La medicina, sin embargo, no entiende de estos 'planteamientos políticos y se centra, como siempre, en cuidar la salud. Y, en lo que respecta a la dermatología, parece claro que el cambio climático (si las advertencias de los científicos se confirman) tendrá su influencia sobre la piel. El aumento de la temperatura, la disminución de la humedad y el posible aumento de radiación solar vendrá a favorecer el fotoenvejecimiento, procesos alérgicos y dermatosis.

Se estima que alrededor del 50% de la población de los países industrializados desarrollará un proceso dermatológico maligno. En un 70% de los casos, estas afecciones podrán tener un origen ambiental.

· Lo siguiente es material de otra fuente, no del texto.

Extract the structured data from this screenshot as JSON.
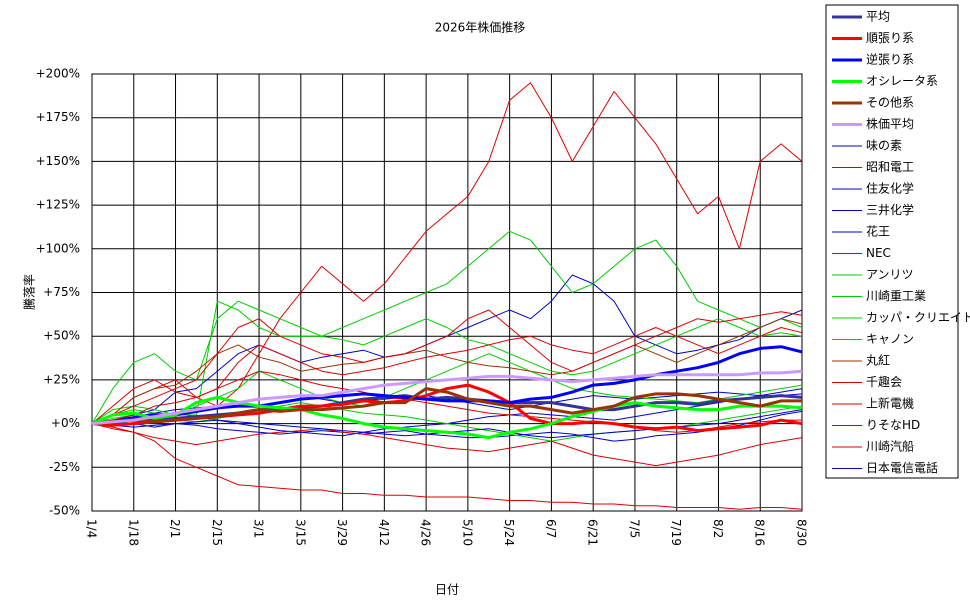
{
  "chart_data": {
    "type": "line",
    "title": "2026年株価推移",
    "x_label": "日付",
    "y_label": "騰落率",
    "categories": [
      "1/4",
      null,
      "1/18",
      null,
      "2/1",
      null,
      "2/15",
      null,
      "3/1",
      null,
      "3/15",
      null,
      "3/29",
      null,
      "4/12",
      null,
      "4/26",
      null,
      "5/10",
      null,
      "5/24",
      null,
      "6/7",
      null,
      "6/21",
      null,
      "7/5",
      null,
      "7/19",
      null,
      "8/2",
      null,
      "8/16",
      null,
      "8/30"
    ],
    "ylim": [
      -50,
      200
    ],
    "yticks": [
      {
        "value": -50,
        "label": "-50%"
      },
      {
        "value": -25,
        "label": "-25%"
      },
      {
        "value": 0,
        "label": "+0%"
      },
      {
        "value": 25,
        "label": "+25%"
      },
      {
        "value": 50,
        "label": "+50%"
      },
      {
        "value": 75,
        "label": "+75%"
      },
      {
        "value": 100,
        "label": "+100%"
      },
      {
        "value": 125,
        "label": "+125%"
      },
      {
        "value": 150,
        "label": "+150%"
      },
      {
        "value": 175,
        "label": "+175%"
      },
      {
        "value": 200,
        "label": "+200%"
      }
    ],
    "grid": true,
    "legend": "right",
    "series": [
      {
        "name": "平均",
        "color": "#333399",
        "line_width": 3,
        "values": [
          0,
          1,
          2,
          2,
          3,
          4,
          5,
          6,
          8,
          8,
          9,
          10,
          12,
          14,
          15,
          16,
          14,
          15,
          14,
          13,
          12,
          12,
          12,
          10,
          8,
          8,
          10,
          12,
          12,
          11,
          13,
          14,
          15,
          16,
          15
        ]
      },
      {
        "name": "順張り系",
        "color": "#ff0000",
        "line_width": 3,
        "values": [
          0,
          -1,
          0,
          1,
          2,
          3,
          4,
          5,
          6,
          8,
          10,
          10,
          11,
          13,
          12,
          13,
          16,
          20,
          22,
          18,
          12,
          3,
          0,
          0,
          1,
          0,
          -2,
          -3,
          -2,
          -4,
          -3,
          -2,
          -1,
          2,
          0
        ]
      },
      {
        "name": "逆張り系",
        "color": "#0000ff",
        "line_width": 3,
        "values": [
          0,
          1,
          3,
          5,
          5,
          7,
          9,
          10,
          10,
          12,
          14,
          15,
          16,
          17,
          16,
          15,
          14,
          13,
          13,
          13,
          12,
          14,
          15,
          18,
          22,
          23,
          25,
          28,
          30,
          32,
          35,
          40,
          43,
          44,
          41
        ]
      },
      {
        "name": "オシレータ系",
        "color": "#00ff00",
        "line_width": 3,
        "values": [
          0,
          5,
          6,
          3,
          5,
          12,
          15,
          12,
          10,
          9,
          8,
          5,
          3,
          0,
          -2,
          -3,
          -4,
          -5,
          -6,
          -8,
          -5,
          -3,
          0,
          4,
          7,
          10,
          12,
          10,
          9,
          8,
          8,
          10,
          10,
          10,
          9
        ]
      },
      {
        "name": "その他系",
        "color": "#993300",
        "line_width": 3,
        "values": [
          0,
          1,
          2,
          1,
          2,
          3,
          4,
          6,
          8,
          7,
          8,
          8,
          9,
          10,
          12,
          12,
          20,
          18,
          14,
          12,
          10,
          10,
          8,
          6,
          8,
          10,
          15,
          17,
          17,
          16,
          14,
          12,
          10,
          13,
          13
        ]
      },
      {
        "name": "株価平均",
        "color": "#cc99ff",
        "line_width": 3,
        "values": [
          0,
          1,
          2,
          4,
          6,
          8,
          10,
          12,
          14,
          15,
          16,
          16,
          18,
          20,
          22,
          23,
          24,
          25,
          26,
          27,
          27,
          26,
          25,
          24,
          25,
          26,
          27,
          28,
          28,
          28,
          28,
          28,
          29,
          29,
          30
        ]
      },
      {
        "name": "味の素",
        "color": "#0000cc",
        "line_width": 1,
        "values": [
          0,
          2,
          4,
          6,
          8,
          9,
          10,
          12,
          14,
          15,
          16,
          14,
          12,
          13,
          14,
          15,
          16,
          14,
          12,
          10,
          8,
          10,
          12,
          14,
          16,
          15,
          14,
          15,
          16,
          17,
          18,
          17,
          16,
          16,
          17
        ]
      },
      {
        "name": "昭和電工",
        "color": "#dd0000",
        "line_width": 1,
        "values": [
          0,
          5,
          15,
          20,
          25,
          15,
          10,
          20,
          40,
          60,
          75,
          90,
          80,
          70,
          80,
          95,
          110,
          120,
          130,
          150,
          185,
          195,
          175,
          150,
          170,
          190,
          175,
          160,
          140,
          120,
          130,
          100,
          150,
          160,
          150
        ]
      },
      {
        "name": "住友化学",
        "color": "#0000cc",
        "line_width": 1,
        "values": [
          0,
          2,
          5,
          8,
          18,
          20,
          30,
          40,
          45,
          40,
          35,
          38,
          40,
          42,
          38,
          40,
          45,
          50,
          55,
          60,
          65,
          60,
          70,
          85,
          80,
          70,
          50,
          45,
          40,
          42,
          45,
          48,
          55,
          60,
          65
        ]
      },
      {
        "name": "三井化学",
        "color": "#0000cc",
        "line_width": 1,
        "values": [
          0,
          1,
          0,
          -2,
          0,
          -1,
          -3,
          -4,
          -5,
          -6,
          -5,
          -4,
          -5,
          -6,
          -5,
          -4,
          -6,
          -7,
          -8,
          -8,
          -7,
          -6,
          -5,
          -6,
          -8,
          -10,
          -9,
          -7,
          -6,
          -5,
          -3,
          -1,
          2,
          5,
          7
        ]
      },
      {
        "name": "花王",
        "color": "#0000cc",
        "line_width": 1,
        "values": [
          0,
          1,
          3,
          5,
          6,
          4,
          2,
          0,
          -2,
          -4,
          -5,
          -6,
          -7,
          -5,
          -3,
          -2,
          -1,
          0,
          2,
          4,
          5,
          6,
          5,
          4,
          3,
          2,
          4,
          6,
          8,
          10,
          12,
          14,
          16,
          18,
          20
        ]
      },
      {
        "name": "NEC",
        "color": "#dd0000",
        "line_width": 1,
        "values": [
          0,
          -3,
          -5,
          -10,
          -20,
          -25,
          -30,
          -35,
          -36,
          -37,
          -38,
          -38,
          -40,
          -40,
          -41,
          -41,
          -42,
          -42,
          -42,
          -43,
          -44,
          -44,
          -45,
          -45,
          -46,
          -46,
          -47,
          -47,
          -48,
          -48,
          -48,
          -49,
          -48,
          -48,
          -49
        ]
      },
      {
        "name": "アンリツ",
        "color": "#00cc00",
        "line_width": 1,
        "values": [
          0,
          20,
          35,
          40,
          30,
          25,
          60,
          70,
          65,
          60,
          55,
          50,
          55,
          60,
          65,
          70,
          75,
          80,
          90,
          100,
          110,
          105,
          90,
          75,
          80,
          90,
          100,
          105,
          90,
          70,
          65,
          60,
          55,
          60,
          55
        ]
      },
      {
        "name": "川崎重工業",
        "color": "#00cc00",
        "line_width": 1,
        "values": [
          0,
          8,
          10,
          8,
          5,
          5,
          70,
          65,
          55,
          50,
          50,
          50,
          48,
          45,
          50,
          55,
          60,
          55,
          48,
          45,
          40,
          35,
          30,
          28,
          30,
          35,
          40,
          45,
          50,
          55,
          60,
          55,
          50,
          52,
          50
        ]
      },
      {
        "name": "カッパ・クリエイト",
        "color": "#00cc00",
        "line_width": 1,
        "values": [
          0,
          3,
          5,
          4,
          2,
          1,
          3,
          5,
          8,
          10,
          12,
          10,
          8,
          6,
          5,
          4,
          2,
          0,
          -2,
          -4,
          -6,
          -8,
          -10,
          -8,
          -6,
          -5,
          -4,
          -3,
          -2,
          0,
          2,
          4,
          6,
          8,
          10
        ]
      },
      {
        "name": "キャノン",
        "color": "#00cc00",
        "line_width": 1,
        "values": [
          0,
          5,
          8,
          6,
          4,
          10,
          15,
          20,
          30,
          25,
          20,
          15,
          12,
          10,
          15,
          20,
          25,
          30,
          35,
          40,
          35,
          30,
          25,
          20,
          18,
          16,
          15,
          14,
          13,
          12,
          14,
          16,
          18,
          20,
          22
        ]
      },
      {
        "name": "丸紅",
        "color": "#993300",
        "line_width": 1,
        "values": [
          0,
          5,
          15,
          20,
          22,
          30,
          40,
          45,
          38,
          35,
          30,
          32,
          34,
          35,
          38,
          40,
          42,
          38,
          35,
          33,
          32,
          30,
          28,
          30,
          35,
          40,
          45,
          40,
          35,
          40,
          45,
          50,
          55,
          60,
          57
        ]
      },
      {
        "name": "千趣会",
        "color": "#dd0000",
        "line_width": 1,
        "values": [
          0,
          10,
          20,
          25,
          18,
          15,
          20,
          35,
          45,
          40,
          35,
          30,
          28,
          30,
          32,
          35,
          38,
          40,
          42,
          45,
          48,
          50,
          45,
          42,
          40,
          45,
          50,
          55,
          50,
          45,
          40,
          45,
          50,
          55,
          52
        ]
      },
      {
        "name": "上新電機",
        "color": "#dd0000",
        "line_width": 1,
        "values": [
          0,
          2,
          5,
          10,
          12,
          15,
          20,
          25,
          30,
          28,
          25,
          22,
          20,
          18,
          15,
          14,
          12,
          10,
          8,
          6,
          5,
          4,
          3,
          2,
          1,
          0,
          -2,
          -4,
          -5,
          -4,
          -2,
          0,
          1,
          2,
          2
        ]
      },
      {
        "name": "りそなHD",
        "color": "#dd0000",
        "line_width": 1,
        "values": [
          0,
          5,
          10,
          15,
          20,
          25,
          40,
          55,
          60,
          50,
          45,
          40,
          38,
          35,
          38,
          40,
          45,
          50,
          60,
          65,
          55,
          45,
          35,
          30,
          35,
          40,
          45,
          50,
          55,
          60,
          58,
          60,
          62,
          64,
          62
        ]
      },
      {
        "name": "川崎汽船",
        "color": "#dd0000",
        "line_width": 1,
        "values": [
          0,
          -2,
          -5,
          -8,
          -10,
          -12,
          -10,
          -8,
          -6,
          -5,
          -4,
          -3,
          -5,
          -6,
          -8,
          -10,
          -12,
          -14,
          -15,
          -16,
          -14,
          -12,
          -10,
          -14,
          -18,
          -20,
          -22,
          -24,
          -22,
          -20,
          -18,
          -15,
          -12,
          -10,
          -8
        ]
      },
      {
        "name": "日本電信電話",
        "color": "#0000cc",
        "line_width": 1,
        "values": [
          0,
          -1,
          -2,
          -1,
          0,
          1,
          2,
          1,
          0,
          -1,
          -2,
          -3,
          -4,
          -5,
          -6,
          -7,
          -6,
          -5,
          -4,
          -3,
          -5,
          -7,
          -8,
          -7,
          -6,
          -5,
          -4,
          -3,
          -2,
          -1,
          0,
          2,
          4,
          6,
          8
        ]
      }
    ]
  }
}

Lo más prudente es adoptar, desde ya mismo, unos hábitos saludables preventivos para asegurar el buen estado de la piel. Hay que procurar mantener en el domicilio y en el lugar de trabajo un nivel permanente de humedad adecuada (entre el 30-40 por ciento), evitar los ambientes cargados y pulvígenos e hidratar convenientemente las zonas ásperas. Si los políticos no se ponen de acuerdo, al menos nosotros debemos hacerlo en beneficio de nuestra piel.